Je komplexer, umso besser
Je komplexer die Sensoren, desto sinnvoller ist die Anwendung von KI. Vorteilhaft wirke sich dabei auch aus, so Stefan Gehlen, dass die Einsatzkosten solcher Machine Learning-Funktionen weiter sinken und immer mehr Sensoren diese Funktionen nutzen. Seine Prognose: „In 5 Jahren werden z.B. komplexe Ultraschallsensoren bei klassischen Mustererkennungsaufgaben genau erkennen, ob das gewünschte, vollständige Objekt vorliegt oder dieses fehlerhaft ist. Dazu sind entsprechende Lern- und Feedbacksysteme nötig. Denn solch ein System lernt aus Fehlern und entwickelt sich weiter.
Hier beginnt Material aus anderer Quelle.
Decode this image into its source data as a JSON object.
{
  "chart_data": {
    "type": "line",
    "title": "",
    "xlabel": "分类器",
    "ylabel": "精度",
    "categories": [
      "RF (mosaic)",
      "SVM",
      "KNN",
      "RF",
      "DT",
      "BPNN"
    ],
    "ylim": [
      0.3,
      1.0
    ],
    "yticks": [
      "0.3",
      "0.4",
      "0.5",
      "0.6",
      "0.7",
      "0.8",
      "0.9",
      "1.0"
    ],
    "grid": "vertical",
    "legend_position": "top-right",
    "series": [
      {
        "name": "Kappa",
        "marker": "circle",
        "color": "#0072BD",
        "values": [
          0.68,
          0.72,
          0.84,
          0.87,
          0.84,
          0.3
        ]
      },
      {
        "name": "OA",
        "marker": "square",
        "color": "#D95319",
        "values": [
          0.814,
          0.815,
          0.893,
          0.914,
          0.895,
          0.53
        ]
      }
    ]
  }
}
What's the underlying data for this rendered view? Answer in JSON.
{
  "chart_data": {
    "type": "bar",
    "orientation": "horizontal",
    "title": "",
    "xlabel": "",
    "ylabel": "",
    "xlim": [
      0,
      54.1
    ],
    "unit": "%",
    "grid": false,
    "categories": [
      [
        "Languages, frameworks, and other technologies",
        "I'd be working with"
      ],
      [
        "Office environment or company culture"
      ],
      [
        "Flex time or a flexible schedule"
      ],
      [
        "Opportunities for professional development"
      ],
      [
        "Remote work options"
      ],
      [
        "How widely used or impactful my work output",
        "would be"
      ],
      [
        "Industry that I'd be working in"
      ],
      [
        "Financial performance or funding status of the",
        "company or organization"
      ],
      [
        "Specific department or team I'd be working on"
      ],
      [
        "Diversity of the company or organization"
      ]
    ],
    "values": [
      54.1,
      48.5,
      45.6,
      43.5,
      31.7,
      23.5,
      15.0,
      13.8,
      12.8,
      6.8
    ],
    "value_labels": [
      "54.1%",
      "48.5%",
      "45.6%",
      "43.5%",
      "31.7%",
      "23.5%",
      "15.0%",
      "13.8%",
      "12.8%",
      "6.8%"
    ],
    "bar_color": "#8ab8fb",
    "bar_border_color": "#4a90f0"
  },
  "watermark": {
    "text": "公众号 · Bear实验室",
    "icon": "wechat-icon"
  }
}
Ziel ist, dass der Sensor mit jeder Messung schlauer wird: „Mit ihrem Tochterunternehmen VMT hat die Pepperl+Fuchs Gruppe dazu einen „Front-Runner“, und können das entsprechende Know-how für KI und Machine Learning aufbauen“, stellt VMT-Chef Dr. Stefan Gehlen in Aussicht.

Neue Geschäftsmodelle
Aus den durch Machine Learning vielfältig nutzbaren Daten entstehen neue Geschäftsmodelle. Ein
Beispiel ist der Teilestamm, der in produzierenden Industriebetrieben alle Roh- und Fertigwaren vollständig beschreibt und ihre Beziehung untereinander z.B. in Form von Stücklisten regelt. In vollautomatischen Prozessen ist dabei 100%-tige Fehlerfreiheit des Teilestamms unverzichtbar. „Jeder automatisierte digitale Prozess stoppt, wenn die zugrunde liegenden Daten des Teilestamms
– der digitale Zwilling – unvollständig oder falsch ausgeführt sind“, erklärt Gunther Kegel. Allein die Tatsache, dass jedes einzelne Teil durch einige 100 Parameter beschrieben wird, unterstreicht die Priorität. „Wenn der Entwickler eines Sensors bei der Spezifikation des Gewichts die Einheit Kilogramm anstelle von Gramm auswählt, dann „wiegt“ dieser kleine Sensor plötzlich z.B. 70 Kilo“. Diese Gewichtsdaten interessieren zunächst keinen. Der Transporteur wiegt nicht die einzelne Ware, und das Gewicht ist für die meisten Sensorapplikationen nicht relevant. Das geht solange gut, bis ein Palettier-Roboter, zwei streichholzgroße Schachteln auf die Palette hebt und meldet: „Ich bin fertig, das sind 140 Kilo Lastgewicht.“ Bei solchen Ungereimtheiten kommt der automatisierte Prozess zum Stillstand. Deshalb müssen Teilestämme zu 100 Prozent korrekt sein. „Bei solchen Prozessen wird uns in Zukunft Machine Learning sehr unterstützen“, erwartet der CEO von Pepperl+Fuchs.